STEFAN
SALEJ
O
setor agrícola brasileiro, junto com a mineração, foi internacionalizado desde
a descoberta do Brasil. Não demorou muito para que, além de diamantes, ouro e
outros metais e pedras preciosas, o Brasil, único país do mundo que tem seu
nome oriundo de uma madeira, passasse a exportar madeira, açúcar, cacau. E
depois vieram, já no século 19, café, borracha e, com novas conquistas, soja,
milho, suco de laranja, etanol, cafés especiais, e mais e mais produtos da
terra. O agronegócio foi, assim, sempre internacionalizado e muito antes da
indústria. Hoje você encontra produtos bem mais sofisticados, como cachaça, no
mundo inteiro. E não há ninguém que não reconheça que, se não fosse o
agronegócio, o Brasil teria falido e quebrado ainda mais do que já está.
E como mesmo
com toda a tecnologia que foi desenvolvida na área agrícola e pecuária (veja o
exemplo do centro de genética de Uberaba) ainda depende muito de São Pedro (e
haja mudança climática para ele administrar), nós também importamos produtos
agrícolas. Vinhos do Chile, Argentina, França e Espanha, trigo da Argentina,
Estados Unidos, etanol dos Estados Unidos, leite do Uruguai, e mais e mais
outros produtos de inúmeros países. Com significativa exportação de nossos
produtos agrícolas e carnes, criamos um superávit comercial que desequilibra
nossas relações comerciais com o mundo. Ou seja, se queremos exportar
mais, vamos ter que importar. E importar de quem importa mais, não menos .
A nossas
exportações agrícolas dependem também muito do exterior e das empresas
multinacionais no Brasil. No mercado interno, as maiores distribuidoras de
alimentos, lácteos, os supermercados, são estrangeiros. Os maiores exportadores
de nossas commodities são estrangeiros. Sementes, fertilizantes,
transportes, máquinas e tudo o mais, tem estrangeiro dominando. Então, não dá
para ignorar.
E aí entra
esse episódio da importação de leite do Uruguai. Esse vizinho nosso tem pouca
coisa para exportar para Brasil, a não ser produtos agrícolas, e importa muito
do Brasil. Além do mais, é sócio importante no Mercosul, onde estamos
negociando um acordo de comércio com a União Europeia. Se não ligar essas
pontas, como aconteceu com a proibição de importação de lácteos uruguaios,
temos um problema. É como proibirmos a importação de arroz de lá ou a
importação de trigo dos Estados Unidos e termos um superávit comercial enorme
com a Argentina, que também exporta trigo para Brasil.
Mas, o maior
tiro no pé na área internacional foi a edição do decreto referente à definição
de escravatura. Que é preciso ter novas definições de normas de trabalho em
toda a sua extensão, não há dúvida alguma. Mas, nitidamente, no século 21,
afirmar que é normal que a legislação brasileira aceite normas
consideradas imorais pelo mundo, que compra nossos produtos, é um absurdo
inaceitável. Nem no Brasil e nem no mundo, ninguém de boa fé, aceita isso. Não
há mais espaço para discussão sobre a escravatura, que já acabou . Agora,
entidades empresariais defenderem esse regulamento e dizerem que não afeta
nosso comércio internacional, como fez a CNI, é de uma ignorância e
irresponsabilidade que só será corrigida lamentavelmente pelo que nos espera.

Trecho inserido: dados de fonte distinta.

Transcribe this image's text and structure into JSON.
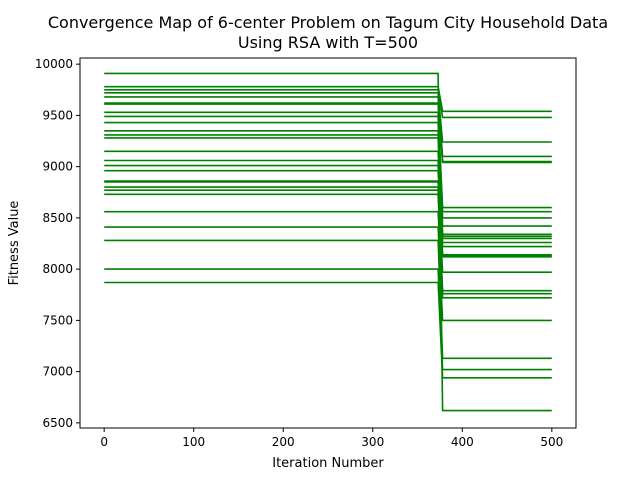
{
  "chart_data": {
    "type": "line",
    "title_line1": "Convergence Map of 6-center Problem on Tagum City Household Data",
    "title_line2": "Using RSA with T=500",
    "xlabel": "Iteration Number",
    "ylabel": "Fitness Value",
    "xlim": [
      -27,
      527
    ],
    "ylim": [
      6450,
      10060
    ],
    "xticks": [
      0,
      100,
      200,
      300,
      400,
      500
    ],
    "yticks": [
      6500,
      7000,
      7500,
      8000,
      8500,
      9000,
      9500,
      10000
    ],
    "x_tick_labels": [
      "0",
      "100",
      "200",
      "300",
      "400",
      "500"
    ],
    "y_tick_labels": [
      "6500",
      "7000",
      "7500",
      "8000",
      "8500",
      "9000",
      "9500",
      "10000"
    ],
    "grid": false,
    "legend": "none",
    "line_color": "#008000",
    "x_end": 500,
    "drop_start": 373,
    "drop_end": 378,
    "series": [
      {
        "initial": 9910,
        "final": 6620
      },
      {
        "initial": 9780,
        "final": 9540
      },
      {
        "initial": 9750,
        "final": 9480
      },
      {
        "initial": 9720,
        "final": 9240
      },
      {
        "initial": 9680,
        "final": 9100
      },
      {
        "initial": 9620,
        "final": 9050
      },
      {
        "initial": 9610,
        "final": 9040
      },
      {
        "initial": 9530,
        "final": 8600
      },
      {
        "initial": 9490,
        "final": 8560
      },
      {
        "initial": 9430,
        "final": 8500
      },
      {
        "initial": 9350,
        "final": 8420
      },
      {
        "initial": 9310,
        "final": 8340
      },
      {
        "initial": 9280,
        "final": 8320
      },
      {
        "initial": 9150,
        "final": 8300
      },
      {
        "initial": 9060,
        "final": 8260
      },
      {
        "initial": 9010,
        "final": 8220
      },
      {
        "initial": 8960,
        "final": 8140
      },
      {
        "initial": 8860,
        "final": 8130
      },
      {
        "initial": 8850,
        "final": 8120
      },
      {
        "initial": 8800,
        "final": 7970
      },
      {
        "initial": 8770,
        "final": 7790
      },
      {
        "initial": 8730,
        "final": 7760
      },
      {
        "initial": 8560,
        "final": 7720
      },
      {
        "initial": 8410,
        "final": 7500
      },
      {
        "initial": 8280,
        "final": 7130
      },
      {
        "initial": 8000,
        "final": 7020
      },
      {
        "initial": 7870,
        "final": 6940
      }
    ]
  }
}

Para começar, já na negociação com a União Europeia, não há negociador europeu
que possa aceitar isso. Nem governos e nem consumidores aceitarão. Portanto, o
preço que vamos pagar pela meia dúzia de irresponsáveis que acham que o país
inteiro tem que defendê-los, com sua falta de ética e responsabilidade social,
será altíssimo. Bem-vindos ao nosso futuro visto pelo retrovisor da história.